Note here that you can simplify things by instead maximizing the function $V$ where $$V(x,y)=\ln U(x,y)=\alpha \ln x+\beta\ln y$$ Since $V$ is an increasing transformation of $U$ it will have the same maximizer.

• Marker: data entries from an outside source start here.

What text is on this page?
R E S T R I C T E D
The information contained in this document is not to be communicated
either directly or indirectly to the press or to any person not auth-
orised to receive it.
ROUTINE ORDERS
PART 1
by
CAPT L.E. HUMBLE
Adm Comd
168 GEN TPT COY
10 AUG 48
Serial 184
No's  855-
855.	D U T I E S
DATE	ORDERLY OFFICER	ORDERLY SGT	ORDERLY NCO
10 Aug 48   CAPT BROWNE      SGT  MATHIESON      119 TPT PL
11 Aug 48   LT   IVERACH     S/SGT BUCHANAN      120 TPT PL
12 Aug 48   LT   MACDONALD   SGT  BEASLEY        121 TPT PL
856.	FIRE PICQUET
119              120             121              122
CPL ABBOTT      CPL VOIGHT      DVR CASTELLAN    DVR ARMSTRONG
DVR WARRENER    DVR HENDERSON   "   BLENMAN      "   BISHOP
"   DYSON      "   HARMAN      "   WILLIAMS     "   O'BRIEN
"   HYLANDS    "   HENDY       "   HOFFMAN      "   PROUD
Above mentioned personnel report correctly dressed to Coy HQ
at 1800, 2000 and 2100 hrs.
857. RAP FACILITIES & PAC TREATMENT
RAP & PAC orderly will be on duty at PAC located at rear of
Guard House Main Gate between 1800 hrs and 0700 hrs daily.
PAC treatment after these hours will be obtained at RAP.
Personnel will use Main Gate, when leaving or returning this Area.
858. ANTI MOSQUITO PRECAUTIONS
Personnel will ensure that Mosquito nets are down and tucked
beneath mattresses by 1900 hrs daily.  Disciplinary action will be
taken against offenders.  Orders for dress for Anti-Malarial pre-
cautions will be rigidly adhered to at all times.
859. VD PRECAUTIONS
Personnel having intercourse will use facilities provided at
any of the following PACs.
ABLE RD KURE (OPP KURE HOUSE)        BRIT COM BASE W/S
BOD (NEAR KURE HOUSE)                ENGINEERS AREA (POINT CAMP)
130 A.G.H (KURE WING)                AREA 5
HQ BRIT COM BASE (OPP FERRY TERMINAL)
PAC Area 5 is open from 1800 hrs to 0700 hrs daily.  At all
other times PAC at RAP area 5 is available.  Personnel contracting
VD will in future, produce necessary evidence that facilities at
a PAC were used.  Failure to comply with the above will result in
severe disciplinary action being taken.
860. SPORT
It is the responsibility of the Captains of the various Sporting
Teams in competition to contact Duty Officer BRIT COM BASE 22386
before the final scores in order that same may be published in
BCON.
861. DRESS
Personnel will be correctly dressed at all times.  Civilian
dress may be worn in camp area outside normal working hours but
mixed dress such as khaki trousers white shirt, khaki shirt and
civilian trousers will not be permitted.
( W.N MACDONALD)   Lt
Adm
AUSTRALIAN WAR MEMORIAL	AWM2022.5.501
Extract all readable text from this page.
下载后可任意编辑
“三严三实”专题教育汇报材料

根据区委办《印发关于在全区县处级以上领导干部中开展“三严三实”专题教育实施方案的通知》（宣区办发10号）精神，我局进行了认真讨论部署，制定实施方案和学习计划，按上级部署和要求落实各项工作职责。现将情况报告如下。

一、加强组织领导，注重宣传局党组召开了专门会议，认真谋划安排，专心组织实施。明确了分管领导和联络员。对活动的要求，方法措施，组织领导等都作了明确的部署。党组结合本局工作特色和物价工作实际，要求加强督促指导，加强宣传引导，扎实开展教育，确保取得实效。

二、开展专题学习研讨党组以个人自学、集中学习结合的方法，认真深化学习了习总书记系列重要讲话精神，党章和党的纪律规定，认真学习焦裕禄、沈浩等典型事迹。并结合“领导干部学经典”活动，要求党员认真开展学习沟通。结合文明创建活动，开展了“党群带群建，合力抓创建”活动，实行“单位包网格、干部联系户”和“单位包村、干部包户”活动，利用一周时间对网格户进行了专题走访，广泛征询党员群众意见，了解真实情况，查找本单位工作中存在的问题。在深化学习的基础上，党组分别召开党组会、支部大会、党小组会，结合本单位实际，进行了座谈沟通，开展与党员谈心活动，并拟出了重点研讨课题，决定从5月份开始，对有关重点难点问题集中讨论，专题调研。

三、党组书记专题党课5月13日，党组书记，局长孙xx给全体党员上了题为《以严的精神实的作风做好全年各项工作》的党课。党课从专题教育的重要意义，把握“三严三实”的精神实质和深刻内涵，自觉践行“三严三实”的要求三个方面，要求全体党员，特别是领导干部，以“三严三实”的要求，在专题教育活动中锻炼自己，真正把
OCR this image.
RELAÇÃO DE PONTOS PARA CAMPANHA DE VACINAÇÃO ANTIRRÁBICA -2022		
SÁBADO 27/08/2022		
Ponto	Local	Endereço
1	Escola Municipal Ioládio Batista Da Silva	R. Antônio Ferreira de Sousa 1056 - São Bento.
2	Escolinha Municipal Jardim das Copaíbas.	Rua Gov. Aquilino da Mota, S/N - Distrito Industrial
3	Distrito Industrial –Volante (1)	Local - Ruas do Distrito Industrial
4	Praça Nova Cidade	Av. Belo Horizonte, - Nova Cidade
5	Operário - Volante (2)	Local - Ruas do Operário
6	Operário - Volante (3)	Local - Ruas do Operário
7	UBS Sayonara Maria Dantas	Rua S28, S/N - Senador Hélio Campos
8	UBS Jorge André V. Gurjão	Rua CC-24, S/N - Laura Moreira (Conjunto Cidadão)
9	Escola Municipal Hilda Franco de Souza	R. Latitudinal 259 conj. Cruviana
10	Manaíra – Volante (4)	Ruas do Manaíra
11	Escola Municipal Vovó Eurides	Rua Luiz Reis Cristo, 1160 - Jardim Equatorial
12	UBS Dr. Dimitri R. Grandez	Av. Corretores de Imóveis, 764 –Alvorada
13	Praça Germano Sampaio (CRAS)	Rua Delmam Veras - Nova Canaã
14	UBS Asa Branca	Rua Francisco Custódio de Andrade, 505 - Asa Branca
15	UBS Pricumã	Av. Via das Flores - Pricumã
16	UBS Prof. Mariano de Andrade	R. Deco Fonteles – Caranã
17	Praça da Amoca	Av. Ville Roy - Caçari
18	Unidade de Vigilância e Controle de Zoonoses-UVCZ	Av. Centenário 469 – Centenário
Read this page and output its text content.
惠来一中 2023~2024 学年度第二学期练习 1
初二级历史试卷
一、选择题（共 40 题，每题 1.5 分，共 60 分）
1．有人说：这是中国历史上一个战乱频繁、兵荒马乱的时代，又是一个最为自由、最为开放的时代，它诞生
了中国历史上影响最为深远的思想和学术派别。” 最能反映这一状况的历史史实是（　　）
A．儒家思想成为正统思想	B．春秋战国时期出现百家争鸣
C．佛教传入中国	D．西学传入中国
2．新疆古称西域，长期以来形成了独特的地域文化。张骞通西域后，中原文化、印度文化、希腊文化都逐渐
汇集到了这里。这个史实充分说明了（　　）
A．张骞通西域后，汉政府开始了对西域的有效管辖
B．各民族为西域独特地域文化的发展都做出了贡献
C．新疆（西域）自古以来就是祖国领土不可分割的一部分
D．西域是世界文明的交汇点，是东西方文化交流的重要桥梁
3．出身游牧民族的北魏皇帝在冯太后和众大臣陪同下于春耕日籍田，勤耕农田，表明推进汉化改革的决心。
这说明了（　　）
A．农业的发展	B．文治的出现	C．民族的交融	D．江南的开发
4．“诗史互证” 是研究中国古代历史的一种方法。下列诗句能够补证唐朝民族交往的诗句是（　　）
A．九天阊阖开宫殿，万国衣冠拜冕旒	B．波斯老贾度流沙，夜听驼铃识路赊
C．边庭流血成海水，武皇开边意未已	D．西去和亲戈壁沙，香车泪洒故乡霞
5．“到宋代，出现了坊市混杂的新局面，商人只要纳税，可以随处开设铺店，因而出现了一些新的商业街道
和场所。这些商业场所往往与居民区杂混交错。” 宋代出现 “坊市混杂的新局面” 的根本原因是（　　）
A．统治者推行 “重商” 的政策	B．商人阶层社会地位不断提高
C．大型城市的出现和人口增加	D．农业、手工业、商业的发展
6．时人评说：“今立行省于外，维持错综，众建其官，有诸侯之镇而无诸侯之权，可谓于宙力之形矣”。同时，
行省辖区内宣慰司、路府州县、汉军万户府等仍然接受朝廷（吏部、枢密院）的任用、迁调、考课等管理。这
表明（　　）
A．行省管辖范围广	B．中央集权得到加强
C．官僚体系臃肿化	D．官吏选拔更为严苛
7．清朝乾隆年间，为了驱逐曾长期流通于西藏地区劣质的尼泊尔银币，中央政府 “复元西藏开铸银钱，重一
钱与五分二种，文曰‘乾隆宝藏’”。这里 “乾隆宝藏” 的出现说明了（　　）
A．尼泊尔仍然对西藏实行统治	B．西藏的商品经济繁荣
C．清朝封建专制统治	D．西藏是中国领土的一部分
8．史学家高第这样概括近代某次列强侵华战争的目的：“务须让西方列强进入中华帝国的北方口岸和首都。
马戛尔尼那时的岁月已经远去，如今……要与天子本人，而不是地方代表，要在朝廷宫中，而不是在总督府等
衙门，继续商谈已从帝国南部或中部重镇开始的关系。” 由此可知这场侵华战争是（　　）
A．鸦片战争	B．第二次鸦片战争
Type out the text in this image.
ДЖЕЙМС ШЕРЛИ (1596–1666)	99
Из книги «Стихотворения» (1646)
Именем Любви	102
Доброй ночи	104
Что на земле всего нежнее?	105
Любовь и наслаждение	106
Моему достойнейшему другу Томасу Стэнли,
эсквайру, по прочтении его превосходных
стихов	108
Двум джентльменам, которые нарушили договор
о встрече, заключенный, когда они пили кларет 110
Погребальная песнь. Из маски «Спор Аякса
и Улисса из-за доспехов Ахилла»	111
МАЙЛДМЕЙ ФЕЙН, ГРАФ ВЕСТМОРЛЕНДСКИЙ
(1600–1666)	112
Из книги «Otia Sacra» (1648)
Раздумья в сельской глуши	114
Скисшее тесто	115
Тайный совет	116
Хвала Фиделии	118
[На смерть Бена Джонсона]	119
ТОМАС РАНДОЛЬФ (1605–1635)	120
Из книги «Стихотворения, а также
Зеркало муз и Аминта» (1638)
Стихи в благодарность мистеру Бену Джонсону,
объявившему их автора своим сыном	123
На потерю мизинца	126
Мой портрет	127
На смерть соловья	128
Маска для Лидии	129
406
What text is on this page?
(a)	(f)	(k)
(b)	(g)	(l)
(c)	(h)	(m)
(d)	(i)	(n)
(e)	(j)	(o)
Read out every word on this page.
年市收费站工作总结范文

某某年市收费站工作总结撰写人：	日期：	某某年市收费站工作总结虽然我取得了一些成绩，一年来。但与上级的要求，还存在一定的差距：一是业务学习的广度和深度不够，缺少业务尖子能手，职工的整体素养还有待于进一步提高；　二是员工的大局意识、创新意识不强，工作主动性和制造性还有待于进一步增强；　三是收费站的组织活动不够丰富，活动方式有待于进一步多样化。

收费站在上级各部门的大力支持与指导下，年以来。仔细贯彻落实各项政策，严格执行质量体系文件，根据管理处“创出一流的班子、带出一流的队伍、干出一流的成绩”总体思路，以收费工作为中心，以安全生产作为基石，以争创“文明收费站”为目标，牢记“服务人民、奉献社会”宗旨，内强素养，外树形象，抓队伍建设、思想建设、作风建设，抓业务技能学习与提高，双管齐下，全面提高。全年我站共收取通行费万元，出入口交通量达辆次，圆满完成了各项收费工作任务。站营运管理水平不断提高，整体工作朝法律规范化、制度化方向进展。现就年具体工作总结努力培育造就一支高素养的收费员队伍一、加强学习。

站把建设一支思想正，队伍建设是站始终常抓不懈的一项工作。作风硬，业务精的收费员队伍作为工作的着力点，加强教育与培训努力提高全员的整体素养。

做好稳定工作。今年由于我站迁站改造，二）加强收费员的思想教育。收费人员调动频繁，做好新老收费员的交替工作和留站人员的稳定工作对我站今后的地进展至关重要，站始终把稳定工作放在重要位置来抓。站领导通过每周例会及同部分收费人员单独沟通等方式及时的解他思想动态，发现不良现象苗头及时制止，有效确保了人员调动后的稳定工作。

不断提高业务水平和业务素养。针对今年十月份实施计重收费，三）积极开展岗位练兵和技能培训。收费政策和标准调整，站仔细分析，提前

In fact you could simplify the working further by maximizing $W$ where $$W(x,y)=\frac{V(x,y)}{\alpha+\beta}=\bar{\alpha}\ln x+(1-\bar{\alpha})\ln y$$ where $\bar{\alpha}=\frac{\alpha}{\alpha+\beta}$.

Answer 3

If $I=px+qy$, then $y = (I-px)/q$, so $x^ay^b =x^a((I-px)/q)^b =x^a(I-px)^b/q^b $.

Differentiating, we want

$\begin{array}\\ 0 &=(x^a(I-px)^b)'\\ &=ax^{a-1}(I-px)^b-x^apb(I-px)^{b-1}\\ &=x^{a-1}(I-px)^{b-1}(a(I-px)-xpb)\\ &=x^{a-1}(I-px)^{b-1}(aI-apx-xpb)\\ &=x^{a-1}(I-px)^{b-1}(aI-xp(a+b))\\ \text{so}\\ x &=\dfrac{aI}{p(a+b)}\\ \text{and}\\ y &=(I-px)/q\\ &=(I-p\dfrac{aI}{p(a+b)})/q\\ &=(I-\dfrac{aI}{(a+b)})/q\\ &=\dfrac{(I(a+b)-aI}{q(a+b)}\\ &=\dfrac{bI}{q(a+b)}\\ \end{array} $

Answer 4

We want to solve

$$\begin{array}{lc} \text{maximize} & x^\alpha y^\beta\\ \text{subject to} & p x + q y = r\end{array}$$

We define the Lagrangian

$$\mathcal{L} (x,y,\lambda) := x^\alpha y^\beta - \lambda (p x + q y - r)$$

Taking the partial derivatives and finding where they vanish,

$$\alpha x^{\alpha-1} y^\beta = \lambda p \qquad \qquad \beta x^\alpha y^{\beta-1} = \lambda q \qquad \qquad p x + q y = r$$

Multiplying the first equation by $x$ and the second by $y$,

$$\alpha x^\alpha y^\beta = \lambda p x \qquad \qquad \beta x^\alpha y^\beta = \lambda q y \qquad \qquad p x + q y = r$$

Adding the first two equations and using the third,

$$\lambda = \left(\frac{\alpha + \beta}{r}\right) x^\alpha y^\beta$$

and, thus,

$$\left( \alpha r - (\alpha + \beta) p x \right) x^\alpha y^\beta = 0 \qquad \qquad \left( \beta r - (\alpha + \beta) q y \right) x^\alpha y^\beta = 0$$

Since $x^\alpha y^\beta$ is not the zero function, we then can compute $x$ and $y$ easily.